Total molar mass of \( \mathrm{Al(OH)}_3 \) is 26.98 + 48.00 + 3.03 = 78.01 g/mol.
Similarly, calculate for other compounds like \( \mathrm{HCl} \) and \( \mathrm{H_2O} \):

• \( \mathrm{HCl} \) is 36.46 g/mol
• \( \mathrm{H_2O} \) is 18.02 g/mol

Molar mass is crucial for converting between mass and moles.

The mole is a basic unit in chemistry that measures the amount of substance. One mole contains Avogadro's number of entities, approximately \( 6.022 \times 10^{23} \).
To determine the number of moles from a given mass, use the formula:
\[\text{Moles} = \frac{\text{Mass (g)}}{\text{Molar Mass (g/mol)}}\]
For instance, with 0.750 g of \( \mathrm{Al(OH)}_3 \) and its molar mass (78.01 g/mol), the calculation is:
\[\text{Moles of } \mathrm{Al(OH)}_3 = \frac{0.750}{78.01} \approx 0.00961 \text{ moles}\]
This concept allows us to link macroscopic measurements to microscopic atoms and molecules.

Stoichiometry involves using balanced chemical equations to calculate reactants and products. It helps in determining how much reactant is needed or how much product will form.
Start with the moles of a known substance, such as \( \mathrm{Al(OH)}_3 \), calculated from mass. Use the stoichiometric ratios from the balanced equation to find the moles of other substances.
For example, from the equation:

• 1 mole of \( \mathrm{Al(OH)}_3 \) reacts with 3 moles of \( \mathrm{HCl} \).
• So, if you have 0.00961 moles of \( \mathrm{Al(OH)}_3 \), it needs \( 3 \times 0.00961 = 0.02883 \) moles of \( \mathrm{HCl} \).

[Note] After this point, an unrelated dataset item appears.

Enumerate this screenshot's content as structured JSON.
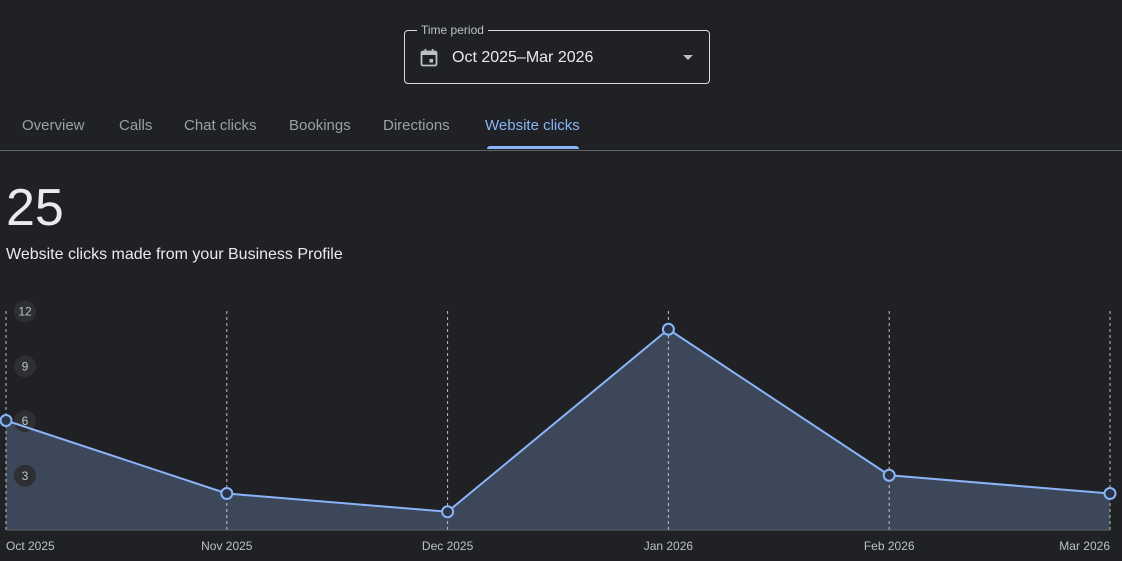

Finally, convert moles back to mass using molar mass,

• e.g., mass of \( \mathrm{HCl} = 0.02883 \times 36.46 = 1.051 \) g
• and mass of \( \mathrm{H_2O} = 0.02883 \times 18.02 = 0.519 \) g

Remember, stoichiometry provides a practical way to predict chemical reactions based on balanced equations.